AFRIKAANSE OPSOMMING: Die massamedia oefen vandag 'n geweldige invloed op die Koreaanse samelewing, veral televisie-media. Laasgenoemde weerspieël nie net Koreaanse norme nie, maar bepaal ook en versterk huidige etiese tendense. Oorlewings-oudisieprogramme het onder andere in die afgelope jare baie gewild geword. Hierdie studie beweer dat die neoliberale waardes wat in hierdie programme ingesluit is, 'n impak op die morele vorming van kykers het, en sodoende die etiese tekort van die Koreaanse samelewing vergemaklik. Om hierdie verskynsel verder te verstaan, het hierdie studie die spesifieke waardes van Koreaanse televisievermaak ondersoek, en kennis geneem van waarom en hoe hierdie programme gekritiseer moet word. Hierdie analise is gedoen uit drie verskillende perspektiewe: 'n sosio-historiese perspektief, 'n media-teoretiese perspektief en 'n etiese-teologiese perspektief. Die voormalige het die oorsprong van neoliberalisme in die Koreaanse samelewing opgespoor en hoe dit met verloop van tyd ontwikkel het. Neoliberalisme in Korea het begin met die invloed van die ekonomiese beleid van Westerse lande, maar daar was voorheen spore van neoliberalisme, dws tydens die Koreaanse Oorlog en monokrasie.
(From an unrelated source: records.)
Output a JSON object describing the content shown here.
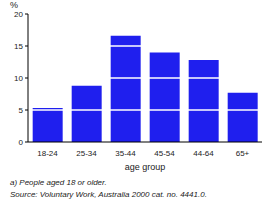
{
  "chart_data": {
    "type": "bar",
    "y_label": "%",
    "x_label": "age group",
    "categories": [
      "18-24",
      "25-34",
      "35-44",
      "45-54",
      "44-64",
      "65+"
    ],
    "values": [
      5.3,
      8.8,
      16.6,
      14.0,
      12.8,
      7.7
    ],
    "color": "#1f1fee",
    "ylim": [
      0,
      20
    ],
    "yticks": [
      0,
      5,
      10,
      15,
      20
    ],
    "grid": true,
    "annotations": [
      "a) People aged 18 or older.",
      "Source: Voluntary Work, Australia 2000 cat. no. 4441.0."
    ]
  }
}
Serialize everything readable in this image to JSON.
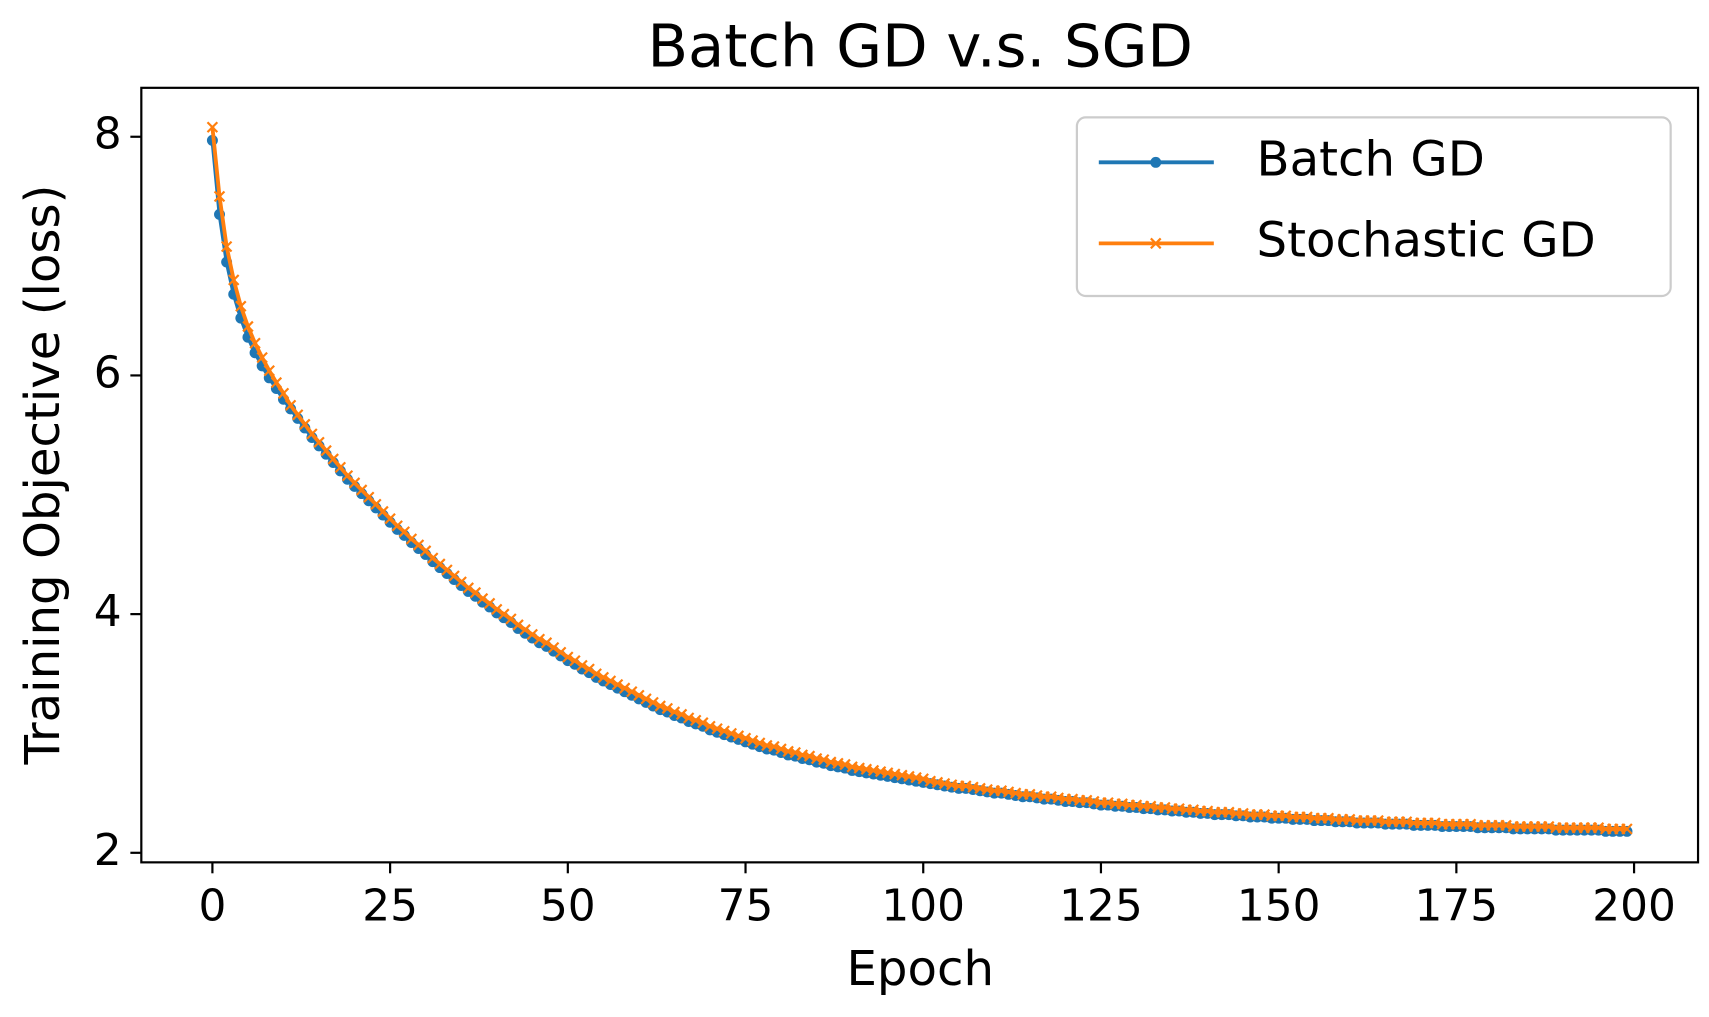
{
  "chart_data": {
    "type": "line",
    "title": "Batch GD v.s. SGD",
    "x_label": "Epoch",
    "y_label": "Training Objective (loss)",
    "x": [
      0,
      1,
      2,
      3,
      4,
      5,
      6,
      7,
      8,
      9,
      10,
      11,
      12,
      13,
      14,
      15,
      16,
      17,
      18,
      19,
      20,
      21,
      22,
      23,
      24,
      25,
      26,
      27,
      28,
      29,
      30,
      31,
      32,
      33,
      34,
      35,
      36,
      37,
      38,
      39,
      40,
      41,
      42,
      43,
      44,
      45,
      46,
      47,
      48,
      49,
      50,
      51,
      52,
      53,
      54,
      55,
      56,
      57,
      58,
      59,
      60,
      61,
      62,
      63,
      64,
      65,
      66,
      67,
      68,
      69,
      70,
      71,
      72,
      73,
      74,
      75,
      76,
      77,
      78,
      79,
      80,
      81,
      82,
      83,
      84,
      85,
      86,
      87,
      88,
      89,
      90,
      91,
      92,
      93,
      94,
      95,
      96,
      97,
      98,
      99,
      100,
      101,
      102,
      103,
      104,
      105,
      106,
      107,
      108,
      109,
      110,
      111,
      112,
      113,
      114,
      115,
      116,
      117,
      118,
      119,
      120,
      121,
      122,
      123,
      124,
      125,
      126,
      127,
      128,
      129,
      130,
      131,
      132,
      133,
      134,
      135,
      136,
      137,
      138,
      139,
      140,
      141,
      142,
      143,
      144,
      145,
      146,
      147,
      148,
      149,
      150,
      151,
      152,
      153,
      154,
      155,
      156,
      157,
      158,
      159,
      160,
      161,
      162,
      163,
      164,
      165,
      166,
      167,
      168,
      169,
      170,
      171,
      172,
      173,
      174,
      175,
      176,
      177,
      178,
      179,
      180,
      181,
      182,
      183,
      184,
      185,
      186,
      187,
      188,
      189,
      190,
      191,
      192,
      193,
      194,
      195,
      196,
      197,
      198,
      199
    ],
    "series": [
      {
        "name": "Batch GD",
        "color": "#1f77b4",
        "marker": "o",
        "values": [
          7.97,
          7.35,
          6.95,
          6.68,
          6.48,
          6.32,
          6.19,
          6.08,
          5.98,
          5.89,
          5.8,
          5.72,
          5.64,
          5.56,
          5.48,
          5.41,
          5.34,
          5.27,
          5.2,
          5.13,
          5.07,
          5.01,
          4.95,
          4.89,
          4.83,
          4.77,
          4.71,
          4.66,
          4.6,
          4.55,
          4.5,
          4.44,
          4.39,
          4.34,
          4.29,
          4.24,
          4.19,
          4.15,
          4.1,
          4.06,
          4.01,
          3.97,
          3.93,
          3.88,
          3.84,
          3.8,
          3.76,
          3.73,
          3.69,
          3.65,
          3.61,
          3.58,
          3.54,
          3.51,
          3.47,
          3.44,
          3.41,
          3.38,
          3.35,
          3.32,
          3.29,
          3.26,
          3.23,
          3.2,
          3.18,
          3.15,
          3.13,
          3.1,
          3.08,
          3.06,
          3.03,
          3.01,
          2.99,
          2.97,
          2.95,
          2.93,
          2.91,
          2.89,
          2.87,
          2.86,
          2.84,
          2.82,
          2.81,
          2.79,
          2.78,
          2.76,
          2.75,
          2.73,
          2.72,
          2.71,
          2.69,
          2.68,
          2.67,
          2.66,
          2.65,
          2.64,
          2.63,
          2.62,
          2.61,
          2.6,
          2.59,
          2.58,
          2.57,
          2.56,
          2.55,
          2.54,
          2.54,
          2.53,
          2.52,
          2.51,
          2.5,
          2.5,
          2.49,
          2.48,
          2.47,
          2.47,
          2.46,
          2.45,
          2.45,
          2.44,
          2.43,
          2.43,
          2.42,
          2.42,
          2.41,
          2.4,
          2.4,
          2.39,
          2.39,
          2.38,
          2.38,
          2.37,
          2.37,
          2.36,
          2.36,
          2.35,
          2.35,
          2.34,
          2.34,
          2.33,
          2.33,
          2.32,
          2.32,
          2.32,
          2.31,
          2.31,
          2.3,
          2.3,
          2.3,
          2.29,
          2.29,
          2.29,
          2.28,
          2.28,
          2.28,
          2.27,
          2.27,
          2.27,
          2.26,
          2.26,
          2.26,
          2.25,
          2.25,
          2.25,
          2.25,
          2.24,
          2.24,
          2.24,
          2.24,
          2.23,
          2.23,
          2.23,
          2.23,
          2.22,
          2.22,
          2.22,
          2.22,
          2.22,
          2.21,
          2.21,
          2.21,
          2.21,
          2.21,
          2.2,
          2.2,
          2.2,
          2.2,
          2.2,
          2.2,
          2.19,
          2.19,
          2.19,
          2.19,
          2.19,
          2.19,
          2.19,
          2.18,
          2.18,
          2.18,
          2.18
        ]
      },
      {
        "name": "Stochastic GD",
        "color": "#ff7f0e",
        "marker": "x",
        "values": [
          8.08,
          7.5,
          7.08,
          6.8,
          6.58,
          6.41,
          6.27,
          6.15,
          6.04,
          5.94,
          5.85,
          5.75,
          5.67,
          5.59,
          5.51,
          5.44,
          5.37,
          5.3,
          5.23,
          5.16,
          5.1,
          5.04,
          4.98,
          4.92,
          4.86,
          4.8,
          4.74,
          4.69,
          4.63,
          4.58,
          4.53,
          4.47,
          4.42,
          4.37,
          4.32,
          4.27,
          4.22,
          4.18,
          4.13,
          4.09,
          4.04,
          4.0,
          3.96,
          3.91,
          3.87,
          3.83,
          3.79,
          3.76,
          3.72,
          3.68,
          3.64,
          3.61,
          3.57,
          3.54,
          3.5,
          3.47,
          3.44,
          3.41,
          3.38,
          3.35,
          3.32,
          3.29,
          3.26,
          3.23,
          3.21,
          3.18,
          3.16,
          3.13,
          3.11,
          3.09,
          3.06,
          3.04,
          3.02,
          3.0,
          2.98,
          2.96,
          2.94,
          2.92,
          2.9,
          2.89,
          2.87,
          2.85,
          2.84,
          2.82,
          2.81,
          2.79,
          2.78,
          2.76,
          2.75,
          2.74,
          2.72,
          2.71,
          2.7,
          2.69,
          2.68,
          2.67,
          2.66,
          2.65,
          2.64,
          2.63,
          2.62,
          2.6,
          2.59,
          2.58,
          2.57,
          2.56,
          2.56,
          2.55,
          2.54,
          2.53,
          2.52,
          2.52,
          2.51,
          2.5,
          2.49,
          2.49,
          2.48,
          2.47,
          2.47,
          2.46,
          2.45,
          2.45,
          2.44,
          2.44,
          2.43,
          2.42,
          2.42,
          2.41,
          2.41,
          2.4,
          2.4,
          2.39,
          2.39,
          2.38,
          2.38,
          2.37,
          2.37,
          2.36,
          2.36,
          2.35,
          2.35,
          2.34,
          2.34,
          2.34,
          2.33,
          2.33,
          2.32,
          2.32,
          2.32,
          2.31,
          2.31,
          2.31,
          2.3,
          2.3,
          2.3,
          2.29,
          2.29,
          2.29,
          2.28,
          2.28,
          2.28,
          2.27,
          2.27,
          2.27,
          2.27,
          2.26,
          2.26,
          2.26,
          2.26,
          2.25,
          2.25,
          2.25,
          2.25,
          2.24,
          2.24,
          2.24,
          2.24,
          2.24,
          2.23,
          2.23,
          2.23,
          2.23,
          2.23,
          2.22,
          2.22,
          2.22,
          2.22,
          2.22,
          2.22,
          2.21,
          2.21,
          2.21,
          2.21,
          2.21,
          2.21,
          2.21,
          2.2,
          2.2,
          2.2,
          2.2
        ]
      }
    ],
    "xlim": [
      -10,
      209
    ],
    "ylim": [
      1.92,
      8.41
    ],
    "xticks": [
      0,
      25,
      50,
      75,
      100,
      125,
      150,
      175,
      200
    ],
    "yticks": [
      2,
      4,
      6,
      8
    ],
    "grid": false,
    "legend": "upper right"
  }
}
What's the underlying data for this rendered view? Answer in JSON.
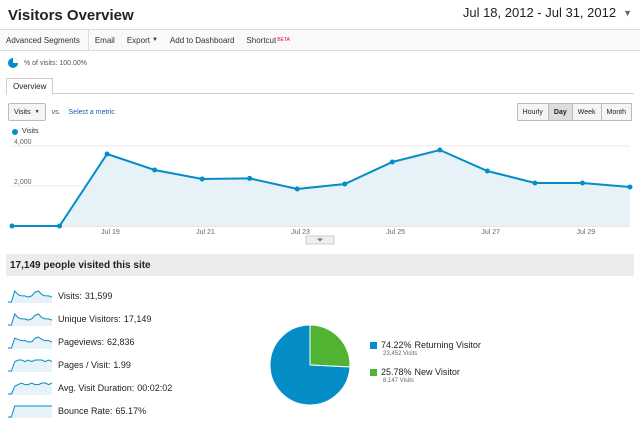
{
  "header": {
    "title": "Visitors Overview",
    "date_range": "Jul 18, 2012 - Jul 31, 2012"
  },
  "toolbar": {
    "advanced_segments": "Advanced Segments",
    "email": "Email",
    "export": "Export",
    "add_to_dashboard": "Add to Dashboard",
    "shortcut": "Shortcut",
    "beta": "BETA"
  },
  "segment": {
    "label": "% of visits: 100.00%"
  },
  "tabs": [
    {
      "label": "Overview"
    }
  ],
  "chart_controls": {
    "metric": "Visits",
    "vs": "vs.",
    "select_metric": "Select a metric",
    "granularity": [
      "Hourly",
      "Day",
      "Week",
      "Month"
    ],
    "active_granularity": "Day"
  },
  "chart_data": {
    "type": "area",
    "series": [
      {
        "name": "Visits",
        "values": [
          0,
          0,
          3600,
          2800,
          2350,
          2380,
          1850,
          2100,
          3200,
          3800,
          2750,
          2150,
          2150,
          1950
        ]
      }
    ],
    "x": [
      "Jul 17",
      "Jul 18",
      "Jul 19",
      "Jul 20",
      "Jul 21",
      "Jul 22",
      "Jul 23",
      "Jul 24",
      "Jul 25",
      "Jul 26",
      "Jul 27",
      "Jul 28",
      "Jul 29",
      "Jul 30"
    ],
    "x_ticks": [
      "Jul 19",
      "Jul 21",
      "Jul 23",
      "Jul 25",
      "Jul 27",
      "Jul 29"
    ],
    "y_ticks": [
      "4,000",
      "2,000"
    ],
    "ylim": [
      0,
      4000
    ],
    "color": "#058dc7",
    "fill": "#e6f1f8",
    "legend": "top-left",
    "grid": true
  },
  "summary": {
    "headline": "17,149 people visited this site"
  },
  "metrics": [
    {
      "label": "Visits:",
      "value": "31,599"
    },
    {
      "label": "Unique Visitors:",
      "value": "17,149"
    },
    {
      "label": "Pageviews:",
      "value": "62,836"
    },
    {
      "label": "Pages / Visit:",
      "value": "1.99"
    },
    {
      "label": "Avg. Visit Duration:",
      "value": "00:02:02"
    },
    {
      "label": "Bounce Rate:",
      "value": "65.17%"
    }
  ],
  "pie": {
    "slices": [
      {
        "pct_value": 74.22,
        "pct": "74.22%",
        "label": "Returning Visitor",
        "sub": "23,452 Visits",
        "color": "#058dc7"
      },
      {
        "pct_value": 25.78,
        "pct": "25.78%",
        "label": "New Visitor",
        "sub": "8,147 Visits",
        "color": "#50b432"
      }
    ]
  }
}
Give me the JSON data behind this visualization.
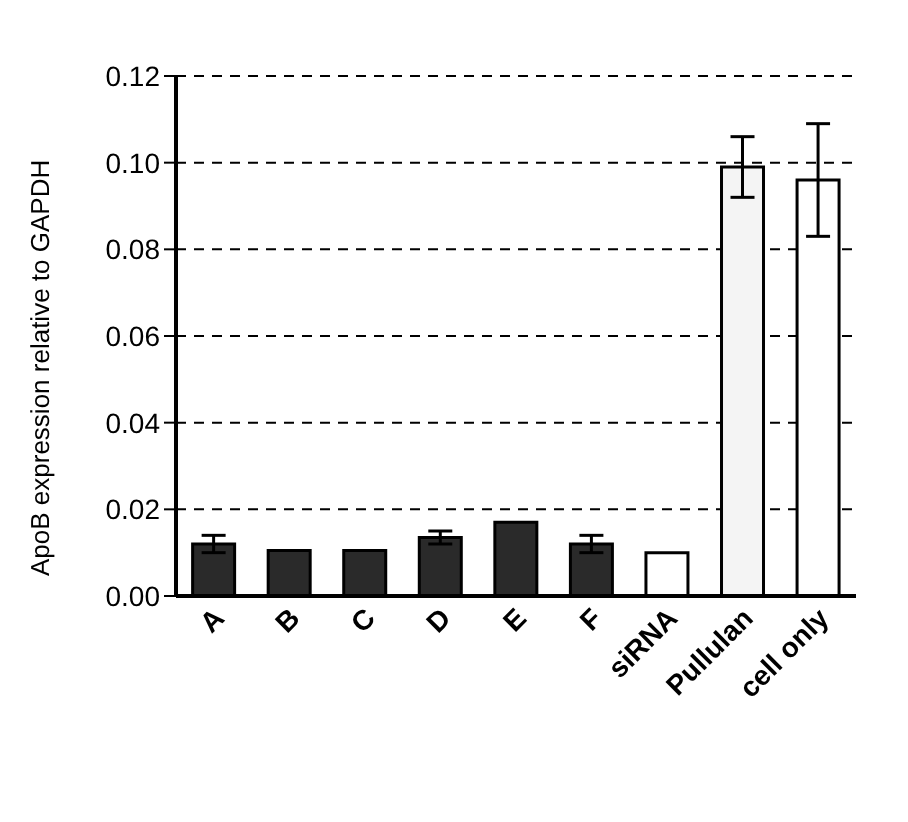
{
  "chart_data": {
    "type": "bar",
    "ylabel": "ApoB expression relative to GAPDH",
    "categories": [
      "A",
      "B",
      "C",
      "D",
      "E",
      "F",
      "siRNA",
      "Pullulan",
      "cell only"
    ],
    "values": [
      0.012,
      0.0105,
      0.0105,
      0.0135,
      0.017,
      0.012,
      0.01,
      0.099,
      0.096
    ],
    "colors": [
      "#2a2a2a",
      "#2a2a2a",
      "#2a2a2a",
      "#2a2a2a",
      "#2a2a2a",
      "#2a2a2a",
      "#ffffff",
      "#f4f4f4",
      "#ffffff"
    ],
    "errors": [
      0.002,
      null,
      null,
      0.0015,
      null,
      0.002,
      null,
      0.007,
      0.013
    ],
    "ylim": [
      0,
      0.12
    ],
    "yticks": [
      {
        "value": 0,
        "label": "0.00"
      },
      {
        "value": 0.02,
        "label": "0.02"
      },
      {
        "value": 0.04,
        "label": "0.04"
      },
      {
        "value": 0.06,
        "label": "0.06"
      },
      {
        "value": 0.08,
        "label": "0.08"
      },
      {
        "value": 0.1,
        "label": "0.10"
      },
      {
        "value": 0.12,
        "label": "0.12"
      }
    ],
    "grid": "y"
  }
}
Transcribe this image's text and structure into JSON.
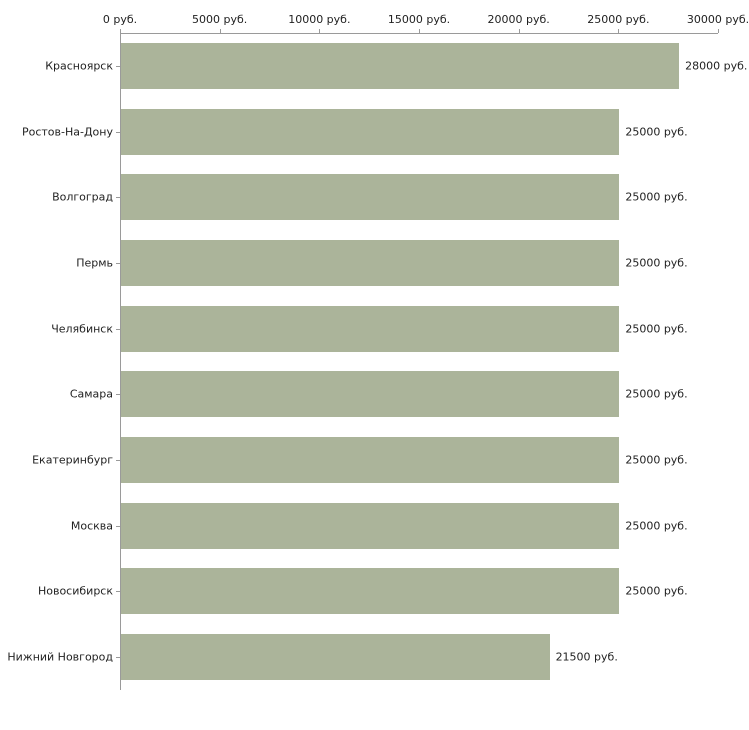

Deur die teorieë van verteenwoordigende media-geleerdes, naamlik Walter Benjamin, Harold Innis, Marshall McLuhan en Günther Anders, is bevind dat die media nie net net 'n instrument is om inhoud te lewer nie, maar ook 'n diepgaande en kragtige invloed op die morele tendense van die samelewing. Ten slotte het hierdie studie die neoliberaliseerde Koreaanse televisievermaak vanuit 'n eties-teologiese perspektief gekritiseer. Alasdair MacIntyre se etiek het die basis gevorm vir hierdie kritiese refleksie, en sy deugde-etiek, wat die gemeenskap beklemtoon, is as alternatief voorgestel. MacIntyre se etiek is bekend gestel as 'n etiese grondslag om Koreaanse televisievermaak te kritiseer in samehang met die teologiese standpunte van John Milbank, Stanley Hauerwas en Graham Ward.